Lake that slaked residents' thirst is now a toxic cesspool

Leachate flowing with rain water contaminates Mavallipura's lifeline
Last Updated 25 September 2013, 19:48 IST

Good rains after two years of drought are always a welcome proposition, but not for the residents of Mavallipura as the showers have only brought miseries to them.

Reason: Highly toxic leachate continue to flow from the mountains of garbage from the landfill here into the lake, which used to be the lifeline of the village till a decade ago.

The BBMP’s measures to get rid of the garbage heap did not yield much result. The decade-long struggle by the Mavallipura residents ensured the closure of the landfill a year ago. Yet, this did not end their woes.

For the Palike, dumping garbage in the landfills on the outskirts of the City was the only solution to tackle the 4,000 tonnes of waste generated daily. Mavallipura was one of the three major landfills in the City, the other two being Mandur and Terra Firma on Doddaballapur Road.

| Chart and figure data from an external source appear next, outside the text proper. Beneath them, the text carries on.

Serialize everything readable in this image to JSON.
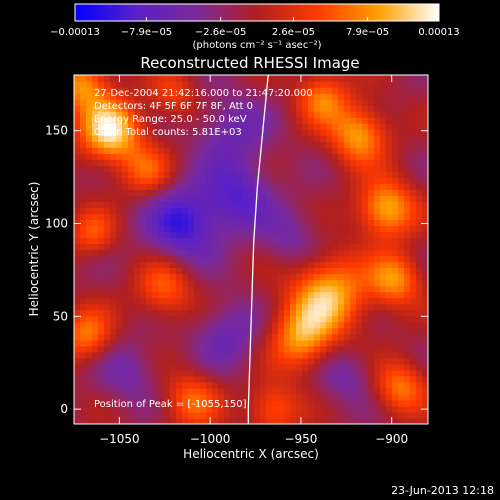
{
  "chart_data": {
    "type": "heatmap",
    "title": "Reconstructed RHESSI Image",
    "xlabel": "Heliocentric X (arcsec)",
    "ylabel": "Heliocentric Y (arcsec)",
    "xlim": [
      -1075,
      -880
    ],
    "ylim": [
      -8,
      180
    ],
    "x_ticks": [
      -1050,
      -1000,
      -950,
      -900
    ],
    "x_tick_labels": [
      "−1050",
      "−1000",
      "−950",
      "−900"
    ],
    "y_ticks": [
      0,
      50,
      100,
      150
    ],
    "y_tick_labels": [
      "0",
      "50",
      "100",
      "150"
    ],
    "colorbar": {
      "min": -0.00013,
      "max": 0.00013,
      "ticks": [
        -0.00013,
        -7.9e-05,
        -2.6e-05,
        2.6e-05,
        7.9e-05,
        0.00013
      ],
      "tick_labels": [
        "−0.00013",
        "−7.9e−05",
        "−2.6e−05",
        "2.6e−05",
        "7.9e−05",
        "0.00013"
      ],
      "unit_label": "(photons cm⁻² s⁻¹ asec⁻²)",
      "colors": [
        "#0000ff",
        "#5a20c8",
        "#7a2a9a",
        "#b02020",
        "#ff3a00",
        "#ffa000",
        "#ffffff"
      ]
    },
    "annotations": [
      "27-Dec-2004 21:42:16.000 to 21:47:20.000",
      "Detectors: 4F 5F 6F 7F 8F, Att 0",
      "Energy Range: 25.0 - 50.0 keV",
      "Clean   Total counts: 5.81E+03"
    ],
    "peak_label": "Position of Peak = [-1055,150]",
    "peak": {
      "x": -1055,
      "y": 150,
      "value": 0.00013
    },
    "limb_curve": [
      [
        -968,
        180
      ],
      [
        -971,
        150
      ],
      [
        -974,
        120
      ],
      [
        -976,
        90
      ],
      [
        -977,
        60
      ],
      [
        -978,
        30
      ],
      [
        -979,
        0
      ],
      [
        -979,
        -8
      ]
    ],
    "blobs": [
      {
        "x": -1055,
        "y": 150,
        "v": 0.00013,
        "s": 12
      },
      {
        "x": -1070,
        "y": 175,
        "v": 9e-05,
        "s": 10
      },
      {
        "x": -1035,
        "y": 128,
        "v": 6e-05,
        "s": 10
      },
      {
        "x": -935,
        "y": 62,
        "v": 0.00011,
        "s": 15
      },
      {
        "x": -950,
        "y": 38,
        "v": 9e-05,
        "s": 12
      },
      {
        "x": -903,
        "y": 108,
        "v": 0.00011,
        "s": 11
      },
      {
        "x": -918,
        "y": 148,
        "v": 0.0001,
        "s": 11
      },
      {
        "x": -898,
        "y": 70,
        "v": 9e-05,
        "s": 10
      },
      {
        "x": -938,
        "y": 168,
        "v": 8e-05,
        "s": 10
      },
      {
        "x": -1025,
        "y": 65,
        "v": 7e-05,
        "s": 11
      },
      {
        "x": -1065,
        "y": 95,
        "v": 6e-05,
        "s": 9
      },
      {
        "x": -1068,
        "y": 40,
        "v": 8e-05,
        "s": 10
      },
      {
        "x": -1010,
        "y": 5,
        "v": 7e-05,
        "s": 11
      },
      {
        "x": -965,
        "y": 0,
        "v": 7e-05,
        "s": 10
      },
      {
        "x": -895,
        "y": 12,
        "v": 8e-05,
        "s": 10
      },
      {
        "x": -1020,
        "y": 170,
        "v": 5e-05,
        "s": 9
      },
      {
        "x": -988,
        "y": 150,
        "v": -5e-05,
        "s": 14
      },
      {
        "x": -1015,
        "y": 100,
        "v": -9e-05,
        "s": 14
      },
      {
        "x": -985,
        "y": 115,
        "v": -7e-05,
        "s": 13
      },
      {
        "x": -955,
        "y": 92,
        "v": -4e-05,
        "s": 12
      },
      {
        "x": -1045,
        "y": 20,
        "v": -4e-05,
        "s": 12
      },
      {
        "x": -990,
        "y": 40,
        "v": -5e-05,
        "s": 13
      },
      {
        "x": -925,
        "y": 18,
        "v": -4e-05,
        "s": 11
      }
    ]
  },
  "footer": {
    "date": "23-Jun-2013 12:18"
  }
}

When the Mavallipura landfill was operational, at least 1,000 tonnes of waste from the City used to go to this dumping yard. The landfill operator, Ramky Environ Engineers, used to process a portion of the garbage and send the remaining filth to the landfill. As a result, mountains of garbage piled up there.

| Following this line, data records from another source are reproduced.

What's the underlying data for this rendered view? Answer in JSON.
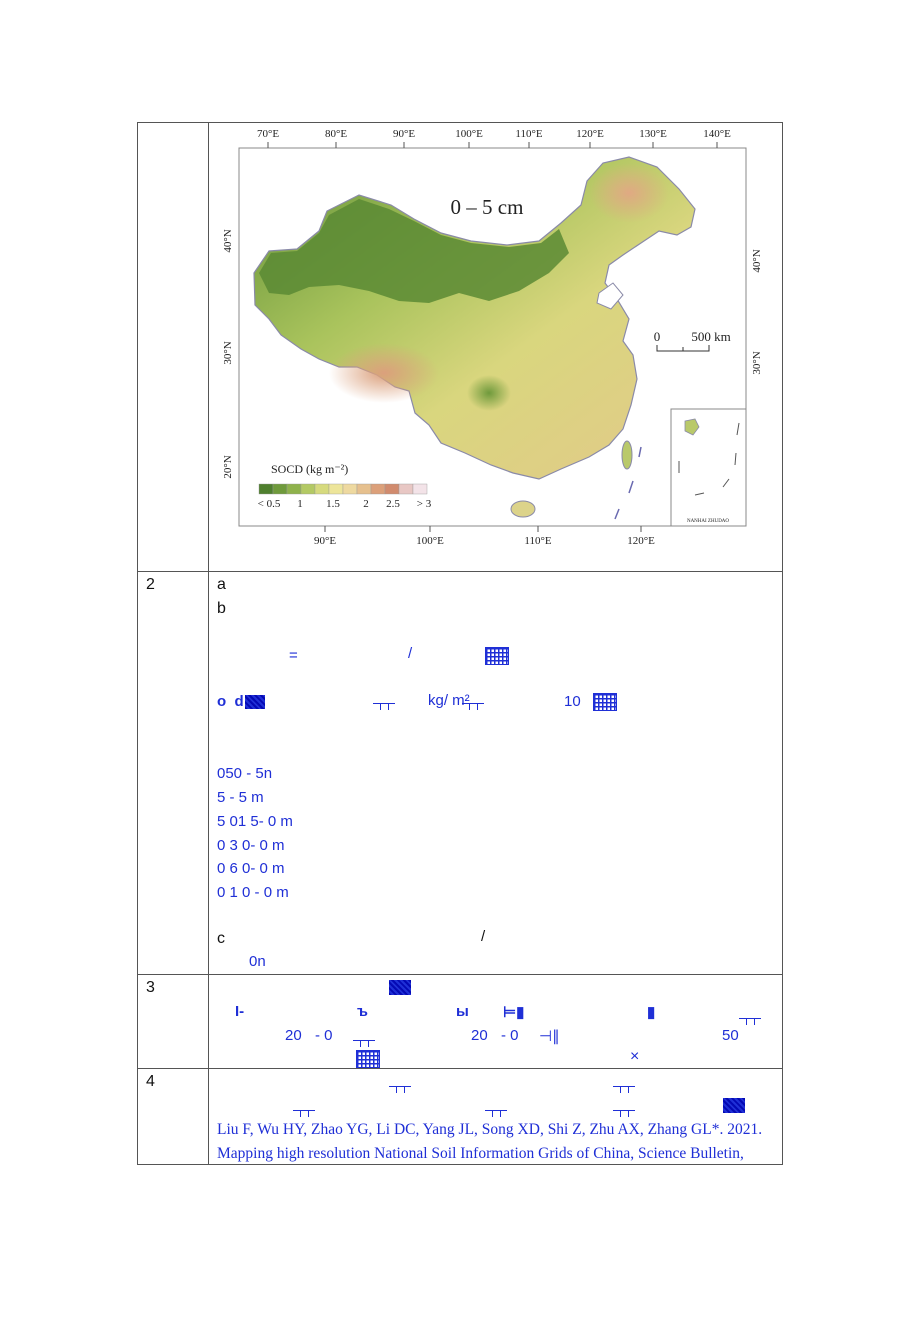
{
  "rows": [
    {
      "num": ""
    },
    {
      "num": "2"
    },
    {
      "num": "3"
    },
    {
      "num": "4"
    }
  ],
  "map": {
    "top_lon_labels": [
      "70°E",
      "80°E",
      "90°E",
      "100°E",
      "110°E",
      "120°E",
      "130°E",
      "140°E"
    ],
    "bottom_lon_labels": [
      "90°E",
      "100°E",
      "110°E",
      "120°E"
    ],
    "left_lat_labels": [
      "40°N",
      "30°N",
      "20°N"
    ],
    "right_lat_labels": [
      "40°N",
      "30°N"
    ],
    "depth_title": "0 – 5 cm",
    "scale_zero": "0",
    "scale_label": "500 km",
    "legend_title": "SOCD (kg m⁻²)",
    "legend_ticks": [
      "< 0.5",
      "1",
      "1.5",
      "2",
      "2.5",
      "> 3"
    ],
    "legend_colors": [
      "#4f7f2e",
      "#6f9a3c",
      "#8fb24c",
      "#b3c964",
      "#d6da7e",
      "#ede59a",
      "#eed9a0",
      "#e6c08e",
      "#dca07a",
      "#d18b6e",
      "#e8c7c4",
      "#f3e3e8"
    ],
    "inset_label": "NANHAI ZHUDAO"
  },
  "row2": {
    "a": "a",
    "b": "b",
    "eq": "=",
    "slash": "/",
    "unit": "kg/ m²",
    "ten": "10",
    "depths": [
      "050  - 5n",
      "5      - 5  m",
      "5   01  5- 0  m",
      "0    3  0- 0  m",
      "0      6  0- 0   m",
      "0        1  0  - 0   m"
    ],
    "c": "c",
    "slash2": "/",
    "c_tail": "0n"
  },
  "row3": {
    "l1": "I-",
    "b1": "ъ",
    "b2": "ы",
    "l2_1": "20",
    "l2_2": "- 0",
    "l2_3": "20",
    "l2_4": "- 0",
    "fifty": "50",
    "x": "×"
  },
  "row4": {
    "citation_line1": "Liu F, Wu HY, Zhao YG, Li DC, Yang JL, Song XD, Shi Z, Zhu AX, Zhang GL*. 2021.",
    "citation_line2": "Mapping high resolution National Soil Information Grids of China, Science Bulletin,"
  }
}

According to BBMP officials, there is a pile-up of six lakh tonnes of waste, while local residents claim that the heap is not less than 20 lakh tonnes. The Palike intends to bio-mine the mountain of garbage, but it will cost a fortune.

H C Ananthaswamy, BBMP chief engineer (solid waste management), said, “We may require about Rs eight crore to Rs 10 crore to biomine the garbage pile. We have taken various measures to improve the conditions there.”

However, the biomining process has not yet begun. As a temporary measure, the Palike covered the trash with earth with the hope that the waste material would decompose in the soil.

But the heavy downpour this year washed away the soil and exposed a good portion of the garbage heap. Rain water seeped into the garbage heap and flowed out in the form of leachate.

Effect on environment

The reeking lake water is now muddied. Due to high contamination, the lake does not have any aquatic creatures. Birds do not venture close to it, while cattle stay away from it.

Residents alleged that a cow in the village died on Monday after drinking the lake water. Srinivas, another Mavallipura resident, said, “Unless contamination is stopped, our miseries will not end.”

Although the toxic lake is contaminating the groundwater, too, the Palike was found sinking a borewell next to the lake early this week to supply “potable water” to the people.

The leachate flowing into the Mavallipura lake should bother all Bangaloreans as it is one of the catchment areas of the Hessaraghatta reservoir, from where water is supplied to a good portion of the City.

Chikkamuthappa, a village resident, said, “Excess water from the Mavallipura lake flows into the Shivakote and Aigantapura lakes, before flowing into the Hesaraghatta canal.”